От неожиданности я даже зажмурилась.
— Где? На печке? Никого там нет, — растерянно забормотала тетя Дуня.
— Нет, есть! Я видела.
— Никого там нет. Наверное, одеяло упало, — пыталась убедить ее тетя Дуня.
— Нет, я видела, кто-то есть. Глаза блестят, — упрямилась Парашка.
— Да это небось кошка, — тетя Дуня поднялась с места, поправила одеяла и на меня, а не на кошку прикрикнула — Брысь!
А избалованная Парашка стала хныкать, просить бабушку показать ей кошку. Она так меня напугала, что я затаила дыхание и долго лежала неподвижно.
— Нет, это не кошка. То мышь была, она убежала в норку, теперь ее не поймать, — запуталась совсем тетя Дуня.
— Нет, не мышка. Я знаю. Не мышка.
После этого случая я потеряла половину удовольствия от парашкиных «концертов». Приходилось лежать в темноте, не видеть ее саму, а только слушать песни. Теперь старуха прятала меня от Парашки пуще, чем от Усачева…
Со скрипом отворилась дверь избы.
— Ты, Парашка, меньше бегай по улице, поняла? Там много немцев, — услышала я голос тети Дуни.
— Я не боюсь, бабушка Дуня. Я нисколечко не боюсь немцев, — ответила маленькая шалунья.
8
«Я нисколечко не боюсь немцев». Слова эти почему-то врезались в мою память. Я не видела Парашку, но представляла, как она катится по заснеженной улице, закутанная в большой мамин платок. Все село дрожит от страха, а она нисколечко не боится.
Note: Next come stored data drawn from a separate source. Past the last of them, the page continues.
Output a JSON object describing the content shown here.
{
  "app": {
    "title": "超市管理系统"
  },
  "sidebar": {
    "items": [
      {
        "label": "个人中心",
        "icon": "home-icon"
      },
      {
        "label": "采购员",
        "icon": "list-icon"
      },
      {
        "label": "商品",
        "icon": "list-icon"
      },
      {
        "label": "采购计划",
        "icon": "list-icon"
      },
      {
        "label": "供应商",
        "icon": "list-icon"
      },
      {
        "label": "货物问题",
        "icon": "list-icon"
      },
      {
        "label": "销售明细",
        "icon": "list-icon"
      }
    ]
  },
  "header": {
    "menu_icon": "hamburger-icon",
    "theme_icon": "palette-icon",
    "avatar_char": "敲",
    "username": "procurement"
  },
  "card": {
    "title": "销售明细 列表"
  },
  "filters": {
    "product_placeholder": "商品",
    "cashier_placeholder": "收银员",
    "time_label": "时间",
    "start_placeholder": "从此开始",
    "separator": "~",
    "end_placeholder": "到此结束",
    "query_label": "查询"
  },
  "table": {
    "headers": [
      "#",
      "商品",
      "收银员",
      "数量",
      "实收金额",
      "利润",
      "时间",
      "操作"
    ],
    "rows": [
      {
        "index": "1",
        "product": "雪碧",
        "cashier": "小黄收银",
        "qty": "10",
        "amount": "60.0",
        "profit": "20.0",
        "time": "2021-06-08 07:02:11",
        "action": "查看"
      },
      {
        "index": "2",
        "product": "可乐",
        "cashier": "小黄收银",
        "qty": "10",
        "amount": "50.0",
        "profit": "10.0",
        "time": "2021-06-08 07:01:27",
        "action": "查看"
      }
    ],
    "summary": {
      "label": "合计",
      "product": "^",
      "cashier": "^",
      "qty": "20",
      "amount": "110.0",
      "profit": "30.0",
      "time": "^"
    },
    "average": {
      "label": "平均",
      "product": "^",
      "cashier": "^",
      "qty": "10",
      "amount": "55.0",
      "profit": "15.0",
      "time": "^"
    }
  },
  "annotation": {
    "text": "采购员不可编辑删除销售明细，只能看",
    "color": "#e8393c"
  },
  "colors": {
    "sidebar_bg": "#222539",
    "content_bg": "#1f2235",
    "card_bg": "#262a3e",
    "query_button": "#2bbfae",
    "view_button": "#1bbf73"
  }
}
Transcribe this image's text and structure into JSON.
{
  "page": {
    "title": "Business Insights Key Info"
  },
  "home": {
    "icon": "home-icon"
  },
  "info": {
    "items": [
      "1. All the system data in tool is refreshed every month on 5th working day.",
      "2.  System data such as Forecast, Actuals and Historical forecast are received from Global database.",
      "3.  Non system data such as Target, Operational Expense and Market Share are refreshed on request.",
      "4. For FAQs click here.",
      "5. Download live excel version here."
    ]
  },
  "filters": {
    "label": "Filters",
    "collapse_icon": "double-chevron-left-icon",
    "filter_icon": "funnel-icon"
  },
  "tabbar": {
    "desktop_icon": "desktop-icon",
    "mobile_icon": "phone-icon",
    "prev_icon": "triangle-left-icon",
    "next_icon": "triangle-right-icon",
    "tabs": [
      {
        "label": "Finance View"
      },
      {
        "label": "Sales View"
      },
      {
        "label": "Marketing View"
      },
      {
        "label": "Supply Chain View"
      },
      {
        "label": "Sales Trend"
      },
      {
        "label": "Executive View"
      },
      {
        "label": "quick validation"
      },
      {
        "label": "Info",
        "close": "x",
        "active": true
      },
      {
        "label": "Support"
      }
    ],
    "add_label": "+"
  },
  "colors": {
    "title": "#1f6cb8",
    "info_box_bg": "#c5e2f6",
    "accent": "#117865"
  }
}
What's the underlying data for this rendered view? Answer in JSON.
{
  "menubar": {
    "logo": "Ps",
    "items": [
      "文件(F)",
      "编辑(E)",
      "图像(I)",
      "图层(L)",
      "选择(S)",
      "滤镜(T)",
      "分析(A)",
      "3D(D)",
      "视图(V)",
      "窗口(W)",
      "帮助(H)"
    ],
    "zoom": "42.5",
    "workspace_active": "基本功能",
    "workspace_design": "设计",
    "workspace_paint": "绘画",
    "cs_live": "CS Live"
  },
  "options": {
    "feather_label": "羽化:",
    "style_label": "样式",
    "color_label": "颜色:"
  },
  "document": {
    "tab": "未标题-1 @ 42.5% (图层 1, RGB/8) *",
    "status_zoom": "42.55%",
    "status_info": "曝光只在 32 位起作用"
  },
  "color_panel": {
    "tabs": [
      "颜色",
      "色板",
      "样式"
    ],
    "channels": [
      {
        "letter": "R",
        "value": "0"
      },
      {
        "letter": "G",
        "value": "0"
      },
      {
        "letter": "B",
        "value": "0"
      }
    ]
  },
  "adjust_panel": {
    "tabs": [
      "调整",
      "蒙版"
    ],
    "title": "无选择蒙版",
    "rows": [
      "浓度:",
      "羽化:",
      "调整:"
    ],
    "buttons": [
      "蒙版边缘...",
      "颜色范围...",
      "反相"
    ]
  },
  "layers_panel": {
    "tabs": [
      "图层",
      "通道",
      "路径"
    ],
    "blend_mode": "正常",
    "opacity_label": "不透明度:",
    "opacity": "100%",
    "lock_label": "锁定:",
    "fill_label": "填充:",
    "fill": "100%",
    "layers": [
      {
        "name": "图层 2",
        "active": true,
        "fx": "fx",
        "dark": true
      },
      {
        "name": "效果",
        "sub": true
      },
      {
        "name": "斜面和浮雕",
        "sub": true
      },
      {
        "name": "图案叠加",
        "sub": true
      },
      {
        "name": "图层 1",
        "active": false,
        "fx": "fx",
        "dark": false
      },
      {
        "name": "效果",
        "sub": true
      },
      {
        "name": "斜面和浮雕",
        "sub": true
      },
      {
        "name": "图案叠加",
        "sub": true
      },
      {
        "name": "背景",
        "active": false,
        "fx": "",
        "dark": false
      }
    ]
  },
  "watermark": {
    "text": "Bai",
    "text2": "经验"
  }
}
Да я просто замираю вся при виде зеленоватых немецких шинелей, в которые, как мне кажется, не могут быть одеты обыкновенные люди, не могу смотреть на немцев доверчивыми и любопытными Парашкиными глазами, страх мутит, искажает взор, порождает недоверие. Схватят меня, начнут выяснять подноготную, а когда узнают, что я жена красного командира… Нет, не могу я глядеть на них доверчивыми Парашкиными глазами. Я вижу в них не таких же людей, как сама, а вижу беспощадных врагов, готовых слепо убивать, насиловать, жечь.
И когда в деревню нагрянули немцы, мы с тетей Дуней поняли: изверги пришли, окаянные.
Обычно степенная, крупно, тяжело шагающая тетя Дуня, запыхавшись, вбежала в дом.
— Слезай с печи! Немцы! В деревне! — выдохнула она, и я помертвела от страха.
— Да поживее ты, часу нету, — потащила меня старуха.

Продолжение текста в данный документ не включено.